Some readers may have already seen Benjamin Kunkel's essay in the Sunday Book Review (bugmenot), in which he writes, among other things:
What Thoreau has to overcome during his time in the woods is not a lapse in mental health. His great problem is to escape the mental health of his neighbors, their collection-plate opinions, their studious repetition of gossip. Thoreau isn't against self-esteem (he admires a friend who has learned to "treat himself with ever increasing respect"); but his main task is to lose his esteem for society in which "trade curses everything it handles" and the singular natural resource of time is wasted in barren productivity. Maybe he had vices out there in the woods, but that's not his concern, or ours. The overwhelming impression is of his philosophical ardor, which he tries to fuse with his practical ardor. There's not a note in the book of self-pity, or nostalgia. And why did he quit his cabin in the end? "It seemed to me that I had several more lives to live." This accent of futurity is missing among contemporary memoirists. They sigh over their past woes; sigh with relief now that they're better; or sigh the long sighs of nostalgia.
(emphasis added)
Indeed, and not just among contemporary memoirists, but also American Presidents.
Anyway, I would like to concur with Marco Roth (another editor of n+1), that in the current marketplace of literature's ongoing infantilization, the legacy of the "heroic reader" may be one thing we can not afford to let alone.

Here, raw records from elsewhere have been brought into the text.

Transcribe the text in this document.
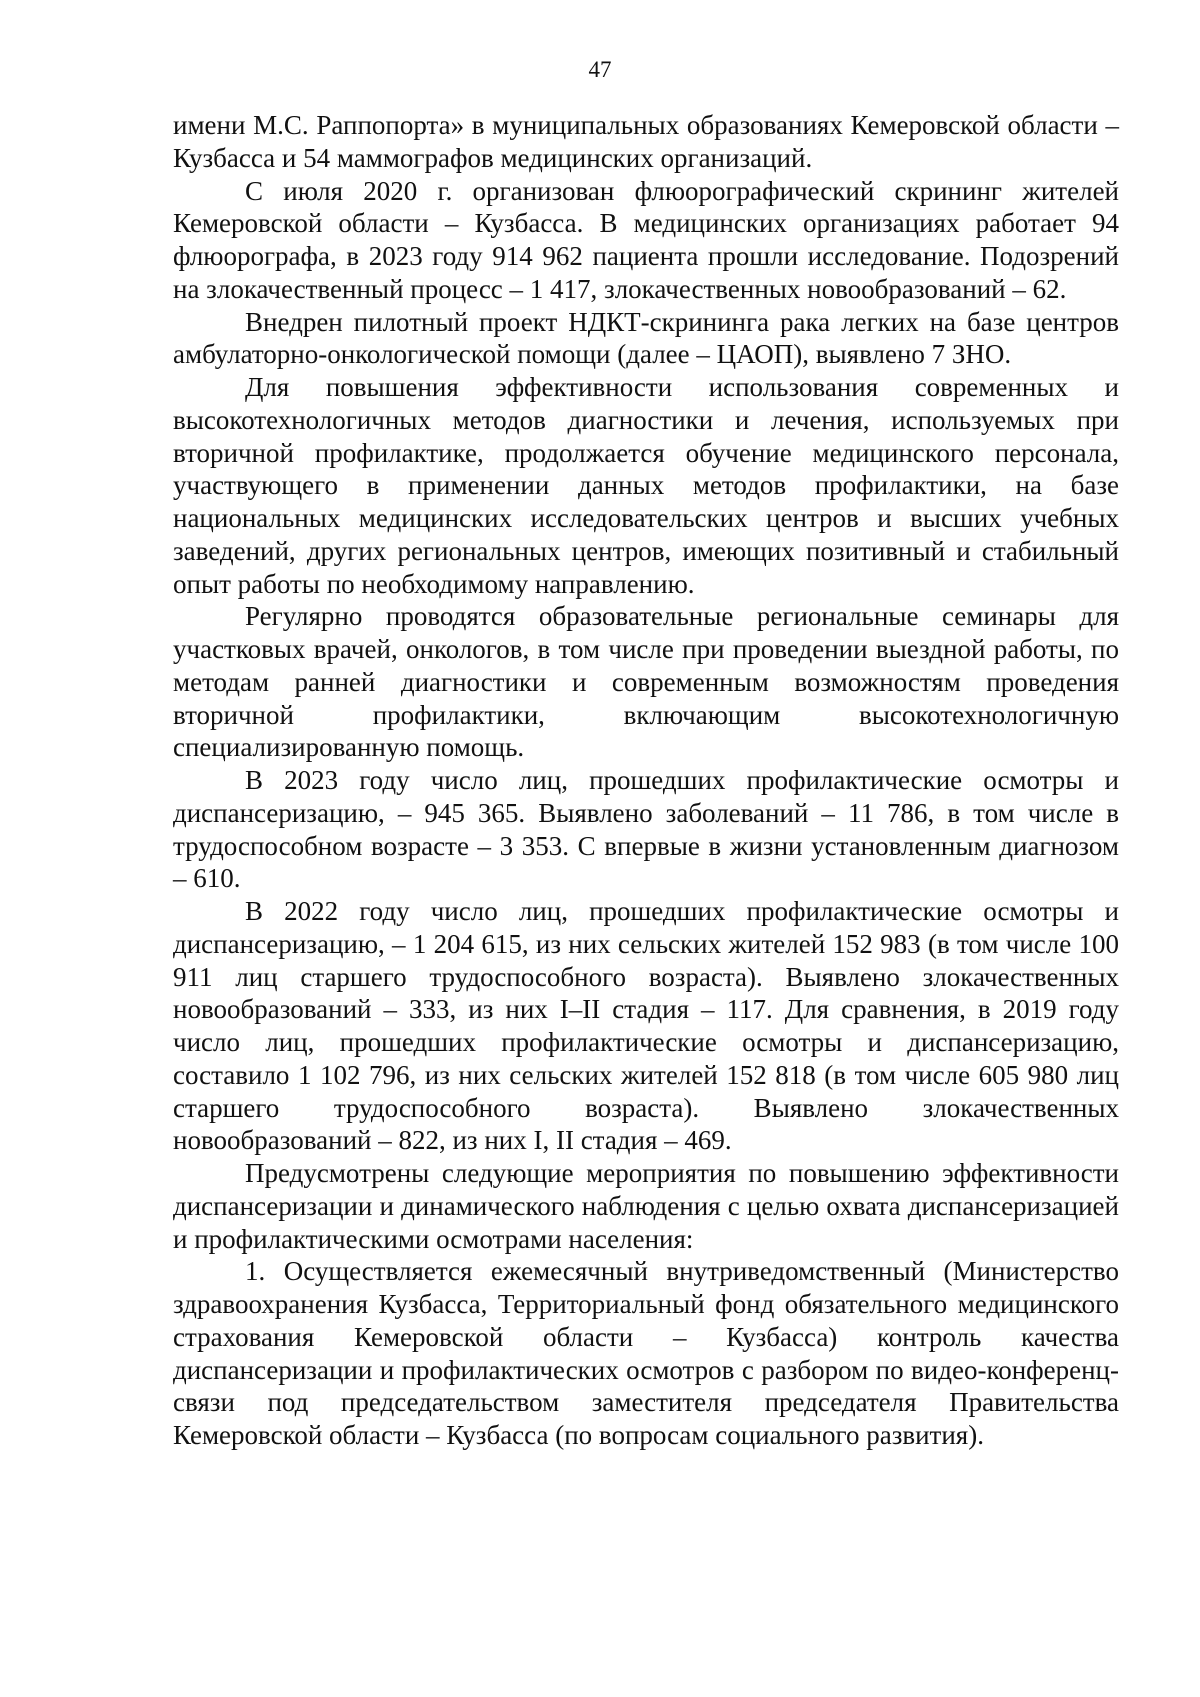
47

имени М.С. Раппопорта» в муниципальных образованиях Кемеровской области – Кузбасса и 54 маммографов медицинских организаций.

С июля 2020 г. организован флюорографический скрининг жителей Кемеровской области – Кузбасса. В медицинских организациях работает 94 флюорографа, в 2023 году 914 962 пациента прошли исследование. Подозрений на злокачественный процесс – 1 417, злокачественных новообразований – 62.

Внедрен пилотный проект НДКТ-скрининга рака легких на базе центров амбулаторно-онкологической помощи (далее – ЦАОП), выявлено 7 ЗНО.

Для повышения эффективности использования современных и высокотехнологичных методов диагностики и лечения, используемых при вторичной профилактике, продолжается обучение медицинского персонала, участвующего в применении данных методов профилактики, на базе национальных медицинских исследовательских центров и высших учебных заведений, других региональных центров, имеющих позитивный и стабильный опыт работы по необходимому направлению.

Регулярно проводятся образовательные региональные семинары для участковых врачей, онкологов, в том числе при проведении выездной работы, по методам ранней диагностики и современным возможностям проведения вторичной профилактики, включающим высокотехнологичную специализированную помощь.

В 2023 году число лиц, прошедших профилактические осмотры и диспансеризацию, – 945 365. Выявлено заболеваний – 11 786, в том числе в трудоспособном возрасте – 3 353. С впервые в жизни установленным диагнозом – 610.

В 2022 году число лиц, прошедших профилактические осмотры и диспансеризацию, – 1 204 615, из них сельских жителей 152 983 (в том числе 100 911 лиц старшего трудоспособного возраста). Выявлено злокачественных новообразований – 333, из них I–II стадия – 117. Для сравнения, в 2019 году число лиц, прошедших профилактические осмотры и диспансеризацию, составило 1 102 796, из них сельских жителей 152 818 (в том числе 605 980 лиц старшего трудоспособного возраста). Выявлено злокачественных новообразований – 822, из них I, II стадия – 469.

Предусмотрены следующие мероприятия по повышению эффективности диспансеризации и динамического наблюдения с целью охвата диспансеризацией и профилактическими осмотрами населения:

1. Осуществляется ежемесячный внутриведомственный (Министерство здравоохранения Кузбасса, Территориальный фонд обязательного медицинского страхования Кемеровской области – Кузбасса) контроль качества диспансеризации и профилактических осмотров с разбором по видео-конференц-связи под председательством заместителя председателя Правительства Кемеровской области – Кузбасса (по вопросам социального развития).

The paradox of the heroic reader is that she must actively distance herself from the sick world. She must submerge herself, one might say, in the very limitless task, in the important and arresting and non-trivial stakes of reading, with all the terror–indeed, potential madness–this implies, but significantly in order to then re-enter society with both sincerity and sympathy, and with an attention–dare we call it philosophical–to living (zoe!) as opposed to mere endurance of the "safe" thrills of organized spectacle or pre-packaged experience.